‘Seria interessante aproveitar o ensejo dessa efeméride para pensarmos como chegamos até aqui’, afirma o professor e historiador Jurandir Malerba

Refletir o passado para entender o presente e projetar o futuro. Um mergulho à fundo na história do Brasil é muito importante para nos ajudar a entender o desenrolar desse trajeto que já dura mais de cinco séculos, os dois últimos de forma independente. De uma forma divertida e didática, o Almanaque do Brasil nos Tempos da Independência, escrito pelo professor e historiador Jurandir Malerba, e publicado recentemente pela Editora Ática, cumpre bem esse papel, inclusive por relacionar situações e contextos históricos que refletem ainda hoje – e que podem ser mudados mais para frente.
Em conversa com a Agenda Bonifácio, o professor explicou a razão da escolha do formato – ideal para atingir o público mais jovem, que inclusive pode usá-lo como objeto de estudo para os próximos vestibulares. Também falou de que maneira a publicação reflete ‘os tempos da independência’ com informações que vão para além do que já foi contado nos livros. “Os impasses que temos hoje tem uma história que está incrustada na trajetória da nação. Esse formato do almanaque que não é linear, mas é cronológico, coloca algumas datas não aleatórias que permitem levantar questões. Tem algumas de fundo que perpassam todo livro e nos atingem hoje também. Desde os povos originários, da relação da sociedade brasileira com os indígenas, que como diz Ailton Krenak é uma história de cinco séculos de guerra e que não acabou.” Confira, a seguir, a entrevista completa:
Você lançou há pouco o Almanaque do Brasil nos Tempos da Independência. Como surgiu a ideia da publicação e em fazê-la neste formato?

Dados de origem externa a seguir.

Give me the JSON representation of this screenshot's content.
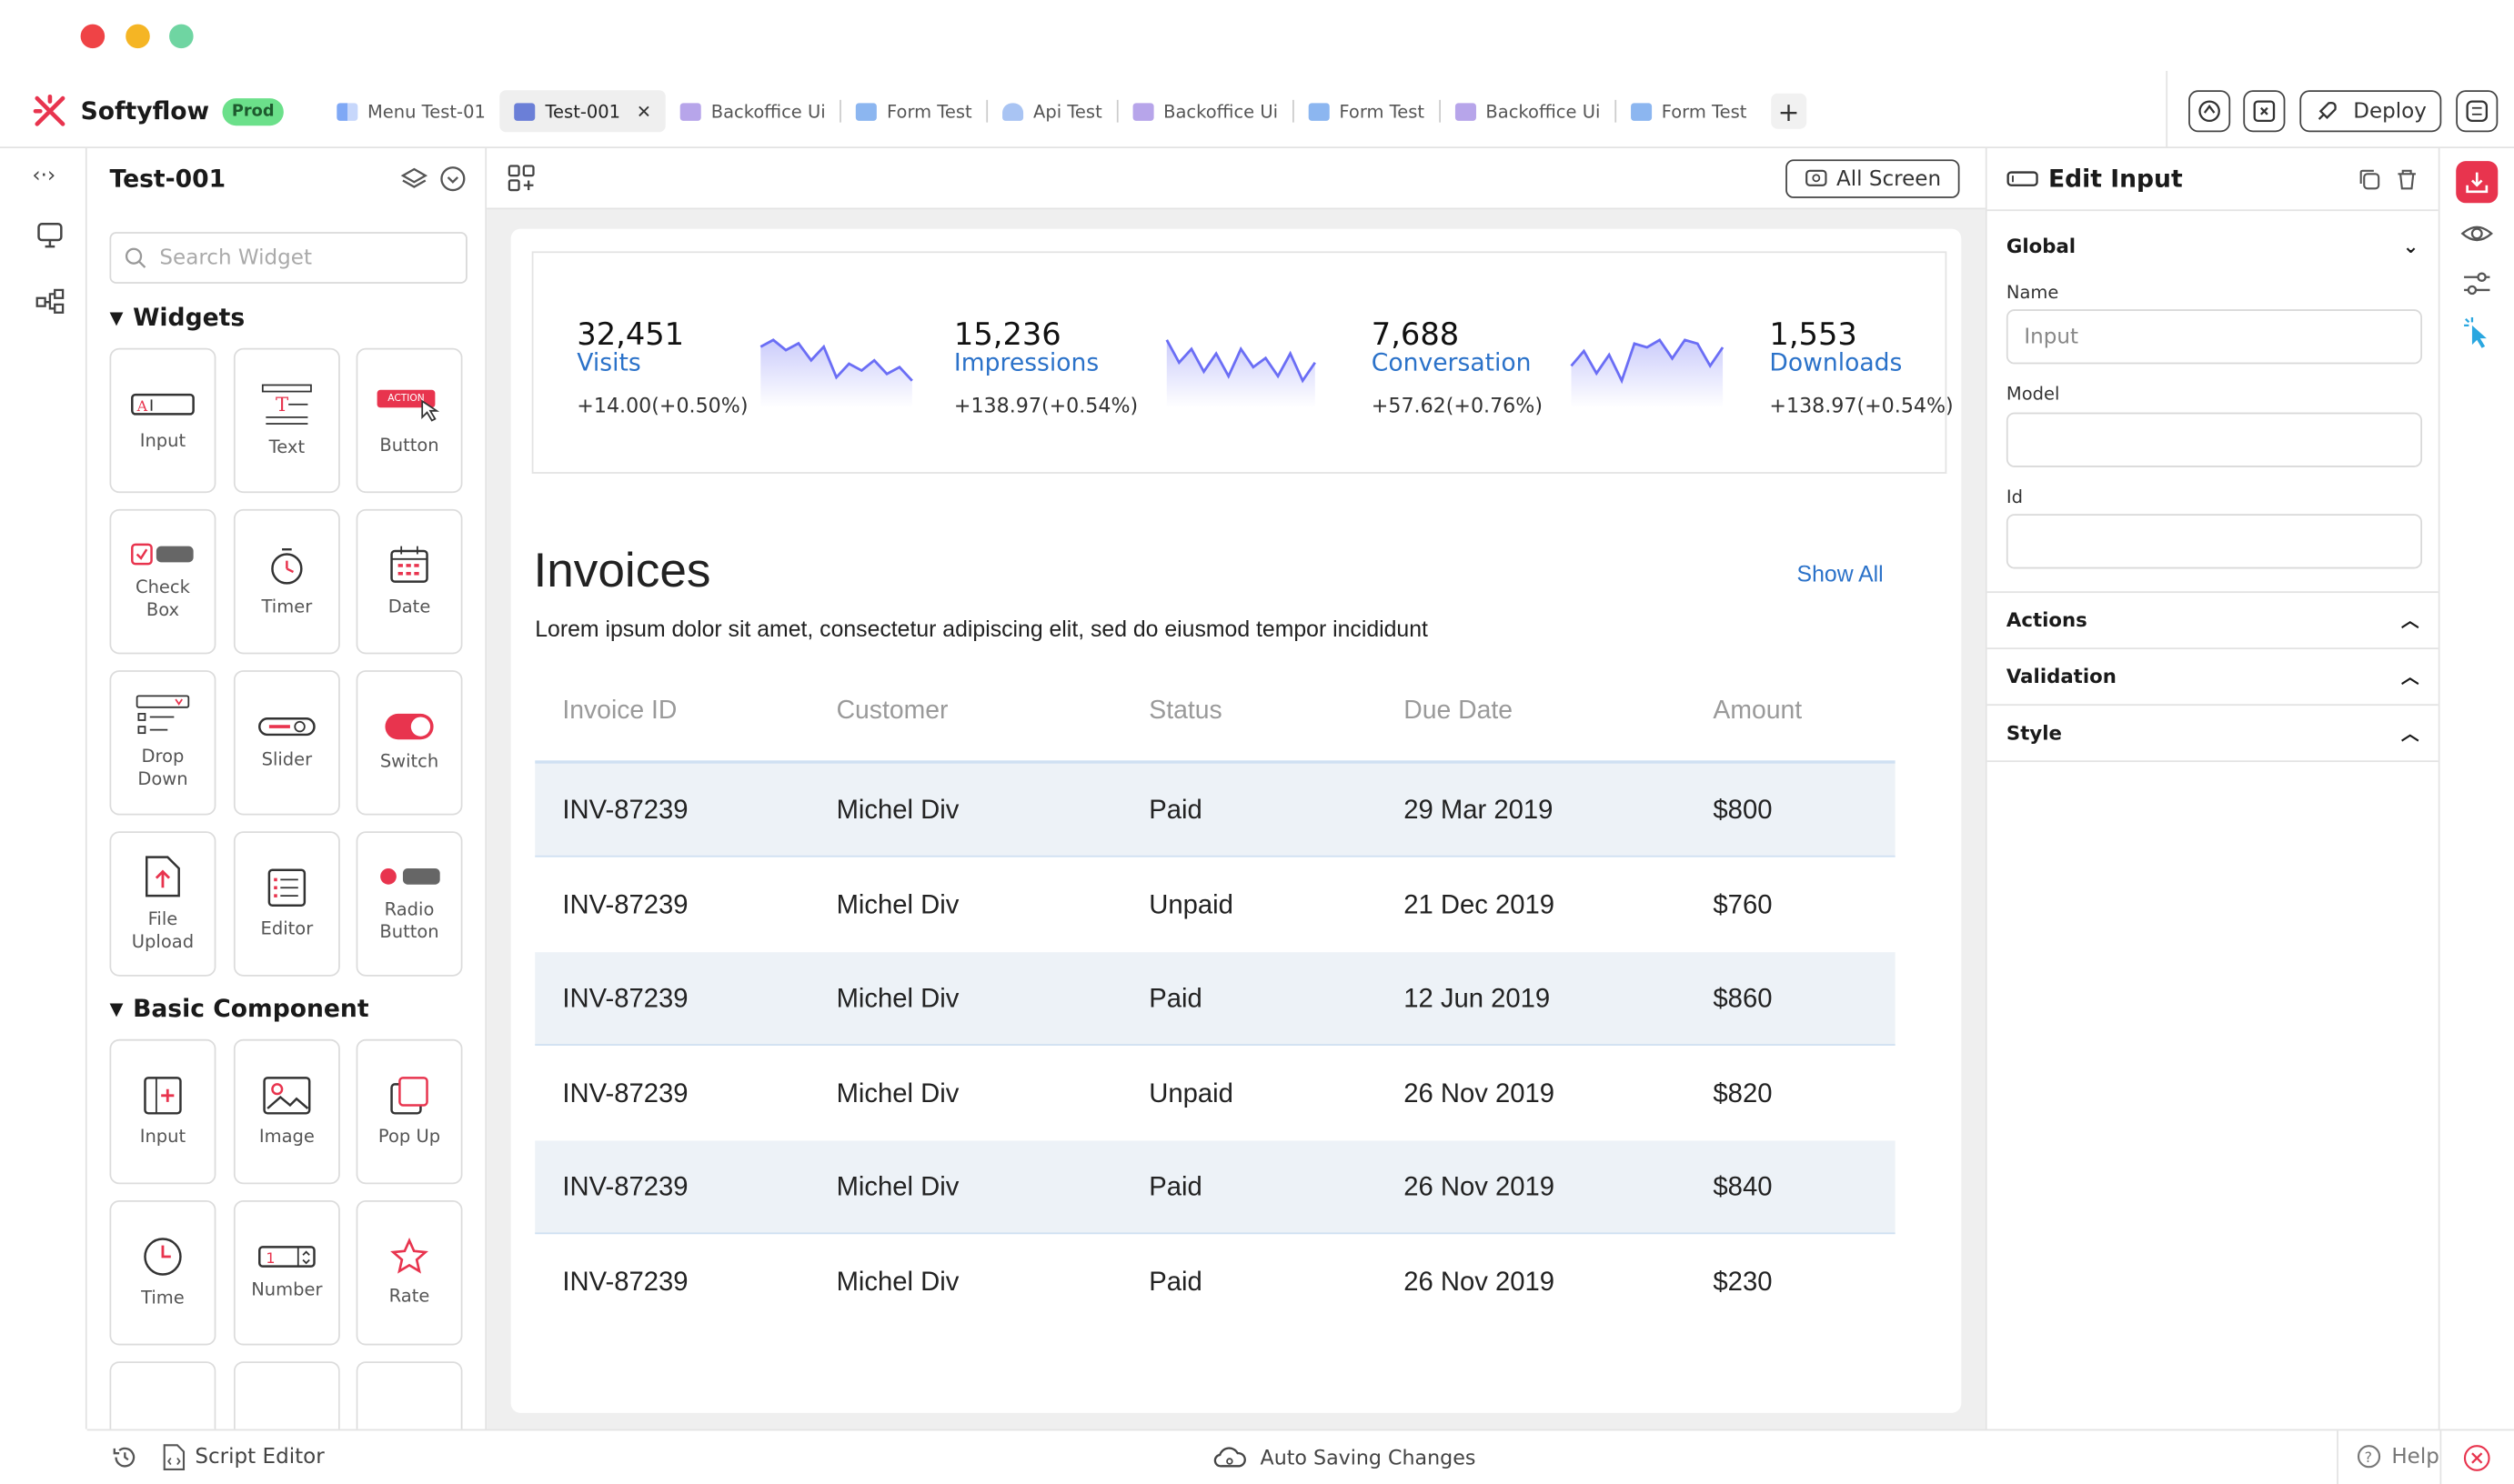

O projeto surgiu um pouco no contexto das efemérides. Em 2020, por acaso, estive em contato com a Editora Ática para outra finalidade e conversando com o editor mencionei sobre isso. Ele dizia do interesse em ter um projeto para o bicentenário da independência e falei que tinha umas cartas na manga. Sempre fui fã de almanaque, na minha infância, juventude. Sessentões viveram muito lendo o almanaque. Estava estudando para uma outra finalidade esse formato e eu sabia desse potencial. Tinha dois projetos para o bicentenário: não queria fazer nada acadêmico, pesquisa de ponta, nada disso. Inclusive pelo contexto que a gente está, com muita disseminação de mentiras, que tem o nome bonitinho de fake news, mas pensei como sair do conforto dos muros da academia e buscar um público mais amplo. Então pensei em dois projetos, um livro mais robusto para público leitor que lê em geral, cada vez mais diminuto no Brasil, mas que gosta de tudo, inclusive história, que é o Brasil em Projetos, que saiu pela Fundação Getúlio Vargas em 2020, com prefácio do Lira Neto. E, o segundo, para o público mais importante na minha opinião, o juvenil, escolar, pessoal do Ensino Médio. Pensei para esse projeto o almanaque, porque tem uma plasticidade enorme. É um tipo de escrita não-linear, então ela tem um pouco de similaridade digital, o hiperlink. Você está falando de uma coisa, abre uma janela, fala de outra. Que é um tipo de formato que está no cérebro do pessoal mais novo. E abre a possibilidade de usar mil recursos – você pode colocar um poema, jogo de adivinhação. Não usei todos eles, mas tem muita imagem de época, ilustrações das estampas, aquarelas, gravuras, do Taunay, Debret, Rugendas, Julião, centenas de pintores de época e é ilustrado também. São dois aspectos: elemento lúdico atrativo para esse tipo de leitor e, por outro, a possibilidade de inserir questões para além do ‘fato histórico’ das comemorações, do fato político em si. Fazer um almanaque não da independência, mas dos tempos da independência, que começam lá em 1822, mas também antes, na colonização. Outras questões que a própria independência colocou na pauta do dia e não resolveu, que estão em aberto até hoje.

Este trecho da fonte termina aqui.